Mainstream media reports regarding racist abuse directed at healthcare professionals tend to focus on NHS staff in general without specifically recognising the similar issues faced by dentists and their teams. A recent ITV report featured a moving interview with senior surgeon Mr Radhakrishna Shanbhag, who has worked in the NHS for more than 20 years. He described how one of the patients on his waiting list requested a “white” doctor carry out his operation, and how this gave him cause to reconsider his position in the NHS.
The report sparked much debate, with some taking the view that adhering to such requests is the easiest solution, despite believing it only rewards bad behaviour. Are you expected to carry on treating a patient despite feeling abused and threatened? Can you refuse to treat such patients? What if there is no alternative dentist available or if it relates to your receptionist and you only have one?
It’s important to remember that there are a range of potential appropriate responses, dependent on the specific issue and the context. For example, you may have a patient who appears to be reasonable and non-threatening but still asks for an “English-speaking” or “non-foreign” dentist. Such a request may not require an immediate reaction from you and perhaps finding an opportunity to highlight how the patient’s behaviour is inappropriate will be enough to make them think again.
Any formal steps taken to warn a patient in regard to such comments should be communicated by letter. Should such behaviour persist you can then escalate matters and potentially refuse treatment.
Situations where a patient is demonstrating clear abusive and threatening racist language or behaviour should not be tolerated. Such behaviour may understandably result in a breakdown of trust between you and the patient, therefore compromising your professional relationship with them. Our advice would always be to keep yourself safe – and if at any point you feel threatened take appropriate steps. In extreme circumstances, this may even include calling for police assistance.
The GDC’s Standards for the dental team offers guidance on ending your professional relationship with a patient (paragraph 1.7.8).
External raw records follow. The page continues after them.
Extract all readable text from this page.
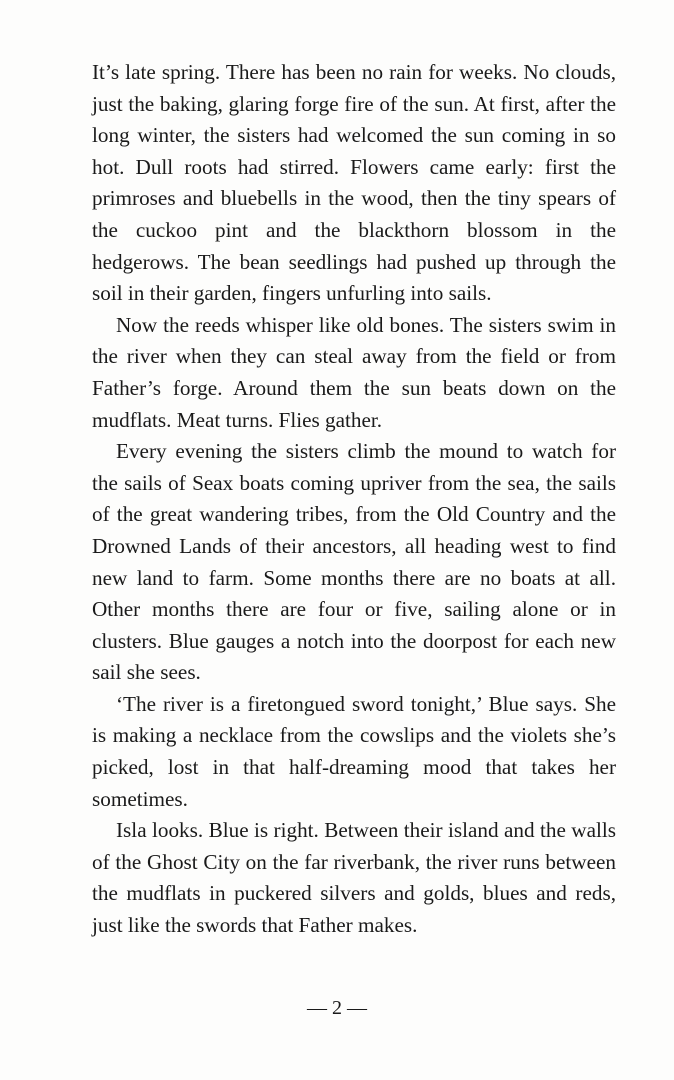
It’s late spring. There has been no rain for weeks. No clouds, just the baking, glaring forge fire of the sun. At first, after the long winter, the sisters had welcomed the sun coming in so hot. Dull roots had stirred. Flowers came early: first the primroses and bluebells in the wood, then the tiny spears of the cuckoo pint and the blackthorn blossom in the hedgerows. The bean seedlings had pushed up through the soil in their garden, fingers unfurling into sails.

Now the reeds whisper like old bones. The sisters swim in the river when they can steal away from the field or from Father’s forge. Around them the sun beats down on the mudflats. Meat turns. Flies gather.

Every evening the sisters climb the mound to watch for the sails of Seax boats coming upriver from the sea, the sails of the great wandering tribes, from the Old Country and the Drowned Lands of their ancestors, all heading west to find new land to farm. Some months there are no boats at all. Other months there are four or five, sailing alone or in clusters. Blue gauges a notch into the doorpost for each new sail she sees.

‘The river is a firetongued sword tonight,’ Blue says. She is making a necklace from the cowslips and the violets she’s picked, lost in that half-dreaming mood that takes her sometimes.

Isla looks. Blue is right. Between their island and the walls of the Ghost City on the far riverbank, the river runs between the mudflats in puckered silvers and golds, blues and reds, just like the swords that Father makes.

— 2 —
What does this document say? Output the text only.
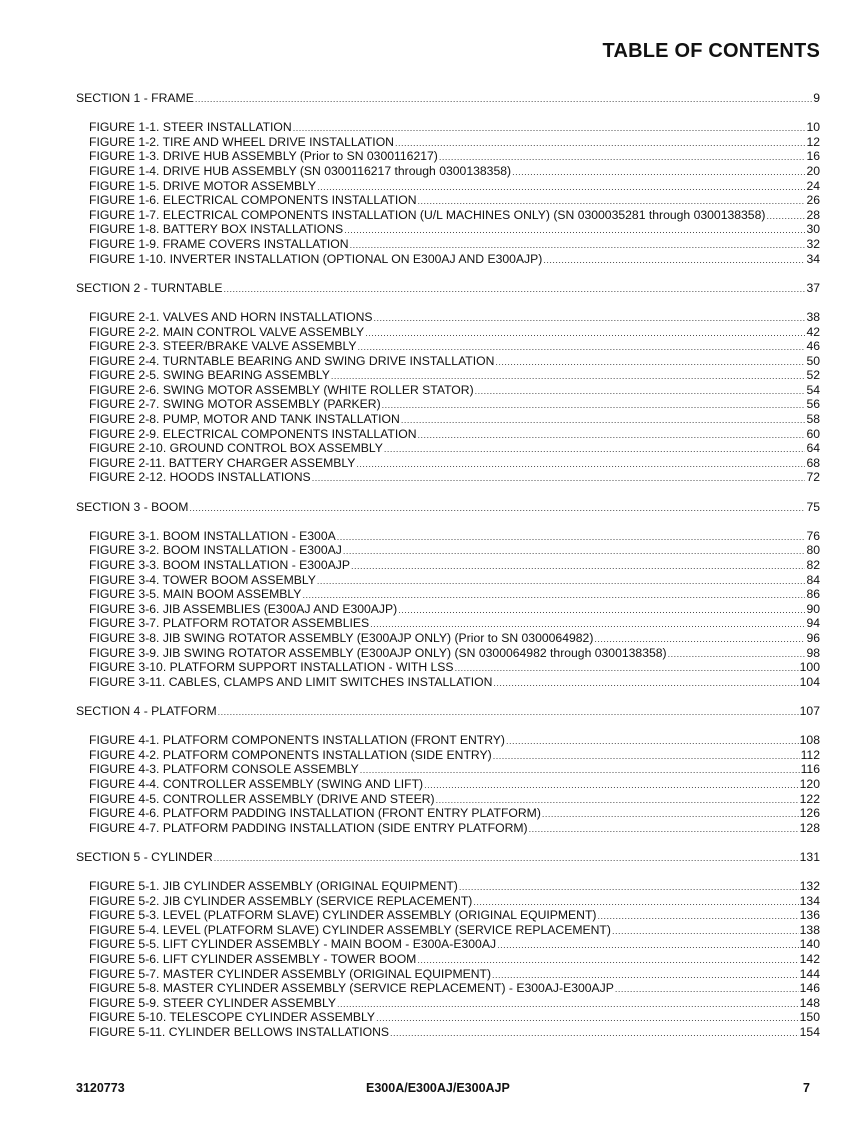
TABLE OF CONTENTS
SECTION 1 - FRAME .....	9
FIGURE 1-1. STEER INSTALLATION .....	10
FIGURE 1-2. TIRE AND WHEEL DRIVE INSTALLATION .....	12
FIGURE 1-3. DRIVE HUB ASSEMBLY (Prior to SN 0300116217) .....	16
FIGURE 1-4. DRIVE HUB ASSEMBLY (SN 0300116217 through 0300138358) .....	20
FIGURE 1-5. DRIVE MOTOR ASSEMBLY .....	24
FIGURE 1-6. ELECTRICAL COMPONENTS INSTALLATION .....	26
FIGURE 1-7. ELECTRICAL COMPONENTS INSTALLATION (U/L MACHINES ONLY) (SN 0300035281 through 0300138358) .....	28
FIGURE 1-8. BATTERY BOX INSTALLATIONS .....	30
FIGURE 1-9. FRAME COVERS INSTALLATION .....	32
FIGURE 1-10. INVERTER INSTALLATION (OPTIONAL ON E300AJ AND E300AJP) .....	34
SECTION 2 - TURNTABLE .....	37
FIGURE 2-1. VALVES AND HORN INSTALLATIONS .....	38
FIGURE 2-2. MAIN CONTROL VALVE ASSEMBLY .....	42
FIGURE 2-3. STEER/BRAKE VALVE ASSEMBLY .....	46
FIGURE 2-4. TURNTABLE BEARING AND SWING DRIVE INSTALLATION .....	50
FIGURE 2-5. SWING BEARING ASSEMBLY .....	52
FIGURE 2-6. SWING MOTOR ASSEMBLY (WHITE ROLLER STATOR) .....	54
FIGURE 2-7. SWING MOTOR ASSEMBLY (PARKER) .....	56
FIGURE 2-8. PUMP, MOTOR AND TANK INSTALLATION .....	58
FIGURE 2-9. ELECTRICAL COMPONENTS INSTALLATION .....	60
FIGURE 2-10. GROUND CONTROL BOX ASSEMBLY .....	64
FIGURE 2-11. BATTERY CHARGER ASSEMBLY .....	68
FIGURE 2-12. HOODS INSTALLATIONS .....	72
SECTION 3 - BOOM .....	75
FIGURE 3-1. BOOM INSTALLATION - E300A .....	76
FIGURE 3-2. BOOM INSTALLATION - E300AJ .....	80
FIGURE 3-3. BOOM INSTALLATION - E300AJP .....	82
FIGURE 3-4. TOWER BOOM ASSEMBLY .....	84
FIGURE 3-5. MAIN BOOM ASSEMBLY .....	86
FIGURE 3-6. JIB ASSEMBLIES (E300AJ AND E300AJP) .....	90
FIGURE 3-7. PLATFORM ROTATOR ASSEMBLIES .....	94
FIGURE 3-8. JIB SWING ROTATOR ASSEMBLY (E300AJP ONLY) (Prior to SN 0300064982) .....	96
FIGURE 3-9. JIB SWING ROTATOR ASSEMBLY (E300AJP ONLY) (SN 0300064982 through 0300138358) .....	98
FIGURE 3-10. PLATFORM SUPPORT INSTALLATION - WITH LSS .....	100
FIGURE 3-11. CABLES, CLAMPS AND LIMIT SWITCHES INSTALLATION .....	104
SECTION 4 - PLATFORM .....	107
FIGURE 4-1. PLATFORM COMPONENTS INSTALLATION (FRONT ENTRY) .....	108
FIGURE 4-2. PLATFORM COMPONENTS INSTALLATION (SIDE ENTRY) .....	112
FIGURE 4-3. PLATFORM CONSOLE ASSEMBLY .....	116
FIGURE 4-4. CONTROLLER ASSEMBLY (SWING AND LIFT) .....	120
FIGURE 4-5. CONTROLLER ASSEMBLY (DRIVE AND STEER) .....	122
FIGURE 4-6. PLATFORM PADDING INSTALLATION (FRONT ENTRY PLATFORM) .....	126
FIGURE 4-7. PLATFORM PADDING INSTALLATION (SIDE ENTRY PLATFORM) .....	128
SECTION 5 - CYLINDER .....	131
FIGURE 5-1. JIB CYLINDER ASSEMBLY (ORIGINAL EQUIPMENT) .....	132
FIGURE 5-2. JIB CYLINDER ASSEMBLY (SERVICE REPLACEMENT) .....	134
FIGURE 5-3. LEVEL (PLATFORM SLAVE) CYLINDER ASSEMBLY (ORIGINAL EQUIPMENT) .....	136
FIGURE 5-4. LEVEL (PLATFORM SLAVE) CYLINDER ASSEMBLY (SERVICE REPLACEMENT) .....	138
FIGURE 5-5. LIFT CYLINDER ASSEMBLY - MAIN BOOM - E300A-E300AJ .....	140
FIGURE 5-6. LIFT CYLINDER ASSEMBLY - TOWER BOOM .....	142
FIGURE 5-7. MASTER CYLINDER ASSEMBLY (ORIGINAL EQUIPMENT) .....	144
FIGURE 5-8. MASTER CYLINDER ASSEMBLY (SERVICE REPLACEMENT) - E300AJ-E300AJP .....	146
FIGURE 5-9. STEER CYLINDER ASSEMBLY .....	148
FIGURE 5-10. TELESCOPE CYLINDER ASSEMBLY .....	150
FIGURE 5-11. CYLINDER BELLOWS INSTALLATIONS .....	154
3120773	E300A/E300AJ/E300AJP	7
It states: “Before you end a professional relationship with a patient, you must be satisfied that your decision is fair and you must be able to justify your decision. You should write to the patient to tell them your decision and your reasons for it. You should take steps to ensure that arrangements are made promptly for the continuing care of the patient.”
In delivering care, where any delay could result in undue harm to a patient, MDDUS advises that you prioritise urgent care needs first before taking any action.
Your organisation or practice should have a policy in place which sets out its expectations of patient behaviour towards staff. It should highlight that any kind of racial abuse towards staff is unacceptable, and within this policy there should be clear guidance on how these situations will be handled. Employers are required, under the Equality Act 2010, to protect their staff from discrimination relating to age, disability, gender reassignment, race, religion or belief, sex, sexual orientation, marriage/civil partnership and pregnancy/ maternity.
- Avoid reacting out of anger or upset and take time to assess the situation before taking action.
- Consider whether a warning to the patient would be deemed enough to deter them from further abusive behaviour.
- Should you or a colleague feel threatened, you may need to take immediate action, such as phoning the police and having the patient (or family member/carer) removed from the premises.
- For employers, ensure you are complying with the Equality Act 2010 and have clear policies and procedures in place that protect your staff from abuse of any kind.